Öğrencilerimin birlikte çalışma hayali kurduğu
bir programcı/haberci.
Mütevazı. Sade. Beyefendi.
Patronlarının teknesine garson kiralamaz.
Yalakalık yapmaz.
Haberin mutfağında yemek pişirir, o yemeği servis
edenlerin aldığı paranın ancak onda birini alır.
Medyanın atsız şövalyesi: Rıdvan
Akar.
CNN Türk’te işine son verildi.
Haberde okudum. Medyanın bu beyefendi emektarına haber
bile vermeden programları kaldırılmış. “Up in the
Air” filmindeki gibi “insan kovucu aracı
kurumlar” bile daha insani olurdu.
Tamam her şeyin satıldığı bu pazarda, her şeyi sattık
da, nezaket bari maliyetsiz olduğundan cepte kalsaymış.
Kalmamış.
Haberini okudum ve ilk sözüm şu oldu:
“Kardeşim, vasatlık içinde fazla kaliteli kaçıyordun
zaten.”
Konuştuk, hiç birini buraya yazamam.
Ama incindiğini yazabilirim.
Onun değerini gösteren şu cümlelerini koyabilirim:
“Nurancım, çalıştığı medya kurumundan ayrılınca, o kurum
için olumsuz şeyler söyleyenlerden olmak istemiyorum.”
Bense sadece şunu söyleyebilirim: Medyanın
görünen yüzünden daha beter, görünmeyen yüzü var.

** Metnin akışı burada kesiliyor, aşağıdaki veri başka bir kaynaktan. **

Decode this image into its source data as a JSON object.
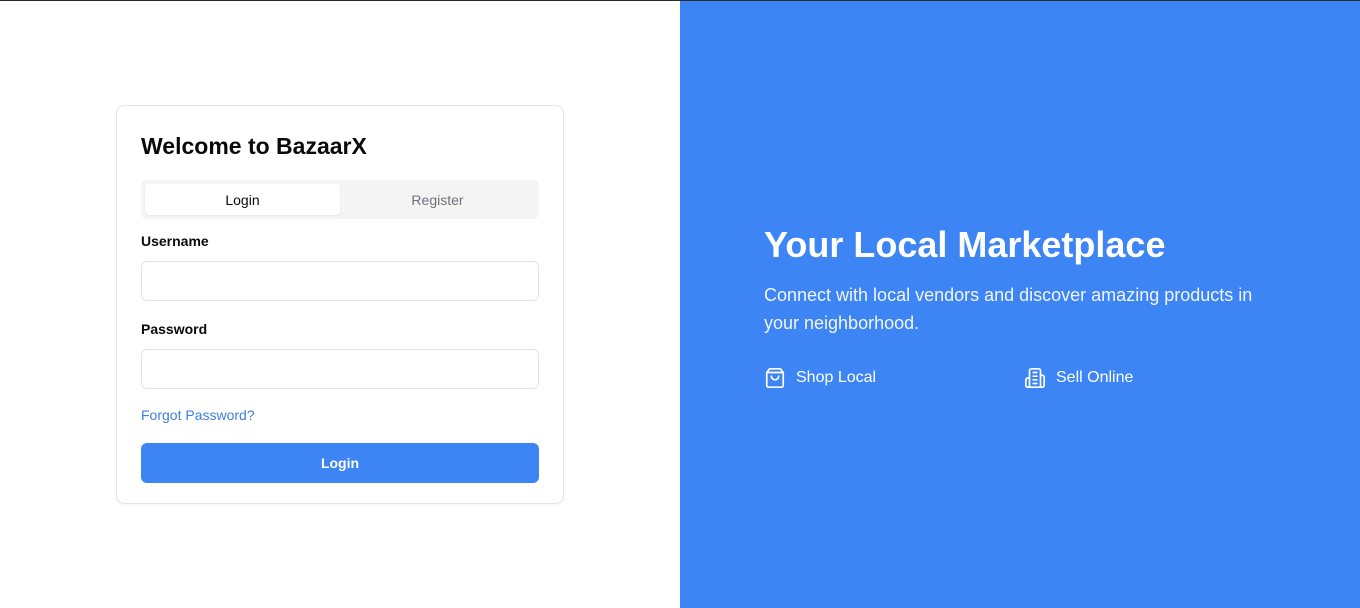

Ucuzluğun öne çıktığı, kalitesizliğin kalite
gibi sunulduğu sosyete pazarı kıvamlı medya ortamında sana yer
olmazdı be Rıdvan.
SİYASAL İLETİŞİM
BUDUR!
Başbakan Erdoğan öyle bir soru sordu ki, “İşte
iletişiminin özeti budur” dedirtti, ağzım açık kaldı.
Ne kadar kızarsanız kızın, sevmezseniz
sevmeyin Erdoğan bir iletişim sihirbazıdır.
Biz iletişimcileri, özellikle de bilgiyi ararken
duygularına kapılmayanları kaç kez “Bu kadar da olmaz” hayretine
düşürmüştür.
Benzeri ancak ABD’den çıkar. Arkalarında dev
bir danışman kadrosu bulunur.
Kadrodan başka bir de bu işe yatkınlık diye bir şey
olması gerek. Eğer adamda ışık yoksa, danışmanın şahı gelse
yapacakları bir yere kadar olur.
Mesela siyasal iletişimde “tersine
çevrim” yöntemi var. Olumsuz bir durumu olumluya çevirme
refleksi.
Nixon’un seçim kampanyasında usulsüz para yardımı
aldığı ortaya çıktığında televizyon ekranlarından karısının devlet
malı kumaştan giyindiğini, köpekleri Checkers’dan gözyaşları içinde
söz edip kendisini kurtardığı bilinen olaydır. İletişim tarihine
“Checkers söylevi” diye geçmiştir.
Biz bunu gündelik dilde “Yaptım ama sor
bakalım niye yaptım?” yöntemi olarak biliriz.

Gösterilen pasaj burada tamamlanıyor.